Women wait in queues to cast their votes outside a polling station during the 2019 Indian general election. Image: Anuwar Hazarika/NTB.
Inequality in voting turnout across genders implies inequality in political representation. This represents a democratic problem as men and women have different political preferences, and as inequalities in political participation may reproduce other types of inequalities and create a mismatch between policies and actual social preferences. Simply put, when more diverse groups vote, the elected government is more likely to reflect the variety of needs and interests in society.
Employment, in particular for women, is thought to increase turnout and political participation more broadly by increasing incomes; changing power relations in the household; attitudes and identities; increasing access to networks; and make political interests more salient. On the other hand, employment is time-consuming and may therefore reduce participation. In a recent paper, we test how employment affects female political participation in India.
Studying the causal effect of women’s employment on women’s turnout is difficult. We cannot merely compare workers to non-workers as they may differ in a myriad of other ways that is difficult to control for. We identify the relationship by exploiting variation in the availability of jobs in the National Rural Employment Guarantee Scheme (NREGS). NREGS is the largest workfare program in the world, employing 40 to 50 million rural households every year. We focus on the largest state in India, Uttar Pradesh, with a population of more than 200 million people, where we have data from over 50,000 polling stations.
The NREGS program provides more than just a salary. It offers women an opportunity to join a community, to build networks, and to engage in conversations about politics. The work is conducted in groups, often bringing together women from diverse backgrounds, castes, and neighborhoods, creating a space for dialogue and connection. This community-building aspect of the program may be crucial in sparking political discussions and improving political knowledge among women, which in turn may lead to higher voter turnout.
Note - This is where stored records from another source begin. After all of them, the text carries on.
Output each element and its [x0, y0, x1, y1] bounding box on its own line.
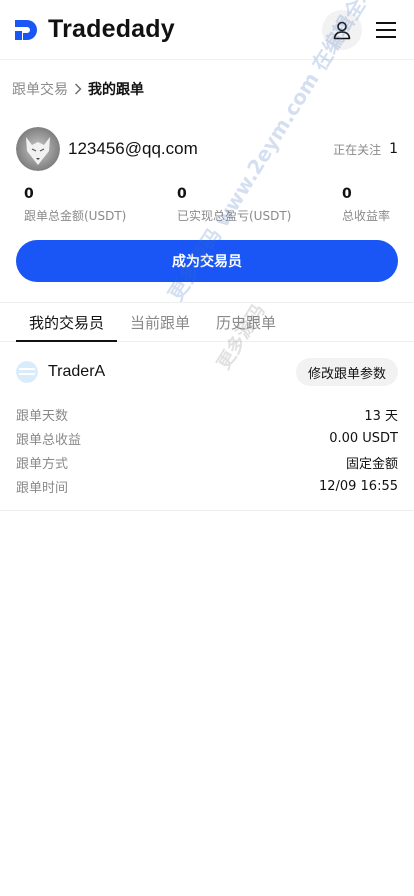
- detail-row: 跟单天数 13 天: [16, 402, 398, 426]
- stats-row: 0 跟单总金额(USDT) 0 已实现总盈亏(USDT) 0 总收益率: [0, 184, 414, 224]
- detail-label: 跟单总收益: [16, 432, 82, 448]
- profile-row: 123456@qq.com 正在关注 1: [0, 124, 414, 174]
- stat-value: 0: [177, 186, 187, 202]
- detail-label: 跟单时间: [16, 480, 69, 496]
- profile-info: 123456@qq.com: [16, 127, 198, 171]
- stat-total-amount: 0 跟单总金额(USDT): [16, 184, 169, 224]
- user-icon: [333, 21, 351, 39]
- menu-button[interactable]: [374, 18, 398, 42]
- user-email: 123456@qq.com: [68, 139, 198, 158]
- tab-current-copy[interactable]: 当前跟单: [117, 303, 203, 341]
- breadcrumb-parent-link[interactable]: 跟单交易: [12, 79, 68, 99]
- stat-value: 0: [24, 186, 34, 202]
- detail-value: 0.00 USDT: [329, 430, 398, 446]
- detail-label: 跟单方式: [16, 456, 69, 472]
- page: Tradedady 跟单交易 我的跟单 123456@qq.com 正在关注 1…: [0, 0, 414, 896]
- trader-identity[interactable]: TraderA: [16, 361, 105, 383]
- user-button[interactable]: [322, 9, 362, 50]
- detail-row: 跟单时间 12/09 16:55: [16, 474, 398, 498]
- stat-value: 0: [342, 186, 352, 202]
- edit-copy-params-button[interactable]: 修改跟单参数: [295, 358, 398, 386]
- avatar[interactable]: [16, 127, 60, 171]
- tradedady-logo-icon: [15, 19, 37, 40]
- trader-card: TraderA 修改跟单参数 跟单天数 13 天 跟单总收益 0.00 USDT…: [0, 342, 414, 511]
- stat-realized-pnl: 0 已实现总盈亏(USDT): [169, 184, 334, 224]
- detail-row: 跟单总收益 0.00 USDT: [16, 426, 398, 450]
- tab-my-traders[interactable]: 我的交易员: [16, 303, 118, 342]
- detail-label: 跟单天数: [16, 408, 69, 424]
- trader-details: 跟单天数 13 天 跟单总收益 0.00 USDT 跟单方式 固定金额 跟单时间…: [16, 402, 398, 510]
- tab-bar: 我的交易员 当前跟单 历史跟单: [0, 303, 414, 342]
- brand-name: Tradedady: [48, 15, 175, 43]
- become-trader-button[interactable]: 成为交易员: [16, 240, 398, 282]
- trader-name: TraderA: [48, 363, 106, 380]
- following-info[interactable]: 正在关注 1: [333, 141, 398, 158]
- header-actions: [322, 9, 398, 50]
- trader-header: TraderA 修改跟单参数: [16, 342, 398, 402]
- detail-value: 12/09 16:55: [318, 478, 398, 494]
- stat-label: 跟单总金额(USDT): [24, 209, 127, 223]
- hamburger-menu-icon: [376, 21, 396, 38]
- top-header: Tradedady: [0, 0, 414, 60]
- wolf-avatar-icon: [16, 127, 60, 171]
- following-label: 正在关注: [333, 142, 382, 157]
- detail-value: 13 天: [364, 408, 398, 424]
- stat-label: 总收益率: [342, 209, 391, 223]
- stat-label: 已实现总盈亏(USDT): [177, 209, 292, 223]
- detail-value: 固定金额: [345, 456, 398, 472]
- stat-total-return: 0 总收益率: [334, 184, 398, 224]
- detail-row: 跟单方式 固定金额: [16, 450, 398, 474]
- tab-history-copy[interactable]: 历史跟单: [203, 303, 289, 341]
- breadcrumb: 跟单交易 我的跟单: [0, 60, 414, 118]
- following-count: 1: [389, 141, 398, 157]
- chevron-right-icon: [74, 83, 82, 95]
- breadcrumb-current: 我的跟单: [88, 82, 144, 98]
- brand[interactable]: Tradedady: [14, 15, 175, 44]
- trader-avatar-icon: [16, 361, 38, 383]
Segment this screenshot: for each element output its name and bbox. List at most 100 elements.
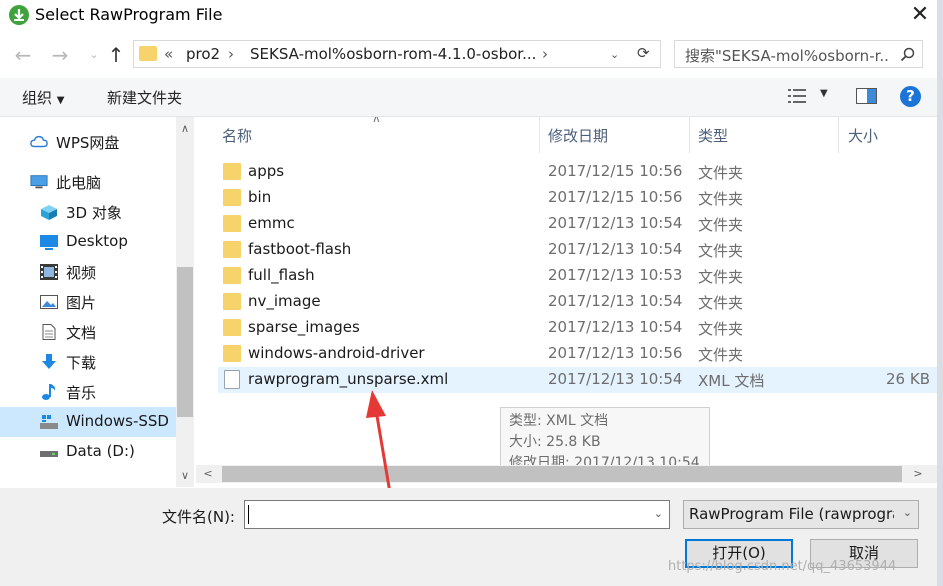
file-row[interactable]: bin 2017/12/15 10:56 文件夹: [218, 185, 937, 211]
search-placeholder: 搜索"SEKSA-mol%osborn-r...: [685, 47, 890, 65]
file-type-filter-select[interactable]: RawProgram File (rawprogra ⌄: [683, 500, 919, 529]
text-caret: [248, 505, 249, 524]
scrollbar-thumb[interactable]: [222, 466, 902, 482]
refresh-icon[interactable]: ⟳: [637, 44, 650, 62]
file-row[interactable]: emmc 2017/12/13 10:54 文件夹: [218, 211, 937, 237]
sidebar-item-pictures[interactable]: 图片: [0, 287, 176, 317]
column-header-type[interactable]: 类型: [698, 125, 728, 146]
download-app-icon: [9, 5, 29, 25]
preview-pane-icon: [856, 88, 877, 104]
sidebar-item-wps-cloud[interactable]: WPS网盘: [0, 127, 176, 157]
sidebar-item-desktop[interactable]: Desktop: [0, 227, 176, 257]
file-row[interactable]: sparse_images 2017/12/13 10:54 文件夹: [218, 315, 937, 341]
breadcrumb-item[interactable]: SEKSA-mol%osborn-rom-4.1.0-osbor...: [250, 45, 536, 63]
cloud-icon: [30, 135, 48, 148]
computer-icon: [30, 175, 48, 189]
sidebar-item-data-d[interactable]: Data (D:): [0, 437, 176, 467]
file-date: 2017/12/13 10:56: [548, 344, 683, 362]
help-icon[interactable]: ?: [900, 86, 921, 107]
window-title: Select RawProgram File: [35, 5, 223, 24]
column-divider[interactable]: [838, 117, 839, 153]
organize-label: 组织: [22, 89, 53, 107]
sidebar-item-windows-ssd[interactable]: Windows-SSD: [0, 407, 176, 437]
new-folder-button[interactable]: 新建文件夹: [107, 87, 182, 108]
folder-icon: [223, 215, 241, 232]
address-bar[interactable]: « pro2 › SEKSA-mol%osborn-rom-4.1.0-osbo…: [133, 40, 661, 68]
close-icon[interactable]: ✕: [906, 3, 934, 27]
file-date: 2017/12/13 10:54: [548, 214, 683, 232]
sidebar-scrollbar[interactable]: ∧ ∨: [176, 117, 194, 487]
file-row[interactable]: apps 2017/12/15 10:56 文件夹: [218, 159, 937, 185]
desktop-icon: [40, 235, 58, 250]
breadcrumb-item[interactable]: pro2: [186, 45, 220, 63]
file-row[interactable]: nv_image 2017/12/13 10:54 文件夹: [218, 289, 937, 315]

We find that the program increases female turnout, and we argue that the effect is caused by increased employment rather than other program-induced changes or omitted variables. While the NREGS work does offer an income, it is typically not substantial enough to be the primary motivator for increased political participation. In fact, the number of days worked in NREGS is capped, and individuals in the program work on average around 30 days per year. We also find larger effects in areas where the program has the largest effects on whether or not women are working, rather than in areas where it is more likely to only increase income. Furthermore, we find no effects on men, who are much more likely to work regardless of NREGS; no effects on party choice, which would be expected if the program increased turnout via pork barrel spending; and no effects on the local concentration of party vote shares, which would be expected if the effect was driven by block voting and mobilization of women voters.
We provide further support for our interpretation of the main result using data collected by Prillaman in the neighboring state of Madhya Pradesh. Standing on Prillman’s shoulders, we show that NREGS employment leads to a larger number of friends in the village, a larger number of people whom women discuss politics with, and to greater political knowledge. Interestingly, we find no effects on bargaining power within the household. We also show that NREGS increases meeting attendance and non-electoral political participation more broadly. In combination with the evidence against block voting, these findings are therefore most consistent with increases in autonomous political participation, rather than elite-induced or mobilized participation. This is important, as autonomous political participation has the potential for furthering women’s agency and making the preferences of the electorate more aligned with those of the population.
Our paper contributes to the small but growing literature on the causal effects of employment on turnout. Previous literature has mostly used trends in the general employment to identify effects and the results are overwhelmingly from developed countries. We specifically contribute by estimating the effects of an actual policy. In the only study with a design to identify causal effects outside of Europe or the US, Aalen et al. (forthcoming in the JOP as well) find that factory employment in autocratic Ethiopia has no effect on turnout intentions but that it lowers participation in community meetings. Aalen et al. argue that their negative finding is due to the extremely poor working conditions in their setting. Our paper contributes to the understanding of scope conditions, in particular considering that we find positive effects of employment in a relatively poor country with low gender equality in general. One possible interpretation is therefore that the work environment has to be minimally hospitable for any positive effect on turnout to materialize. Finally, we are able to study turnout over a relatively long time period, which is important as the effects of employment have previously been found to be temporary.
This blog piece is based on the forthcoming Journal of Politics article “Female employment and voter turnout – Evidence from India” by Anders Kjelsrud and Andreas Kotsadam.
The empirical analysis has been successfully replicated by the JOP and the replication files are available in the JOP Dataverse.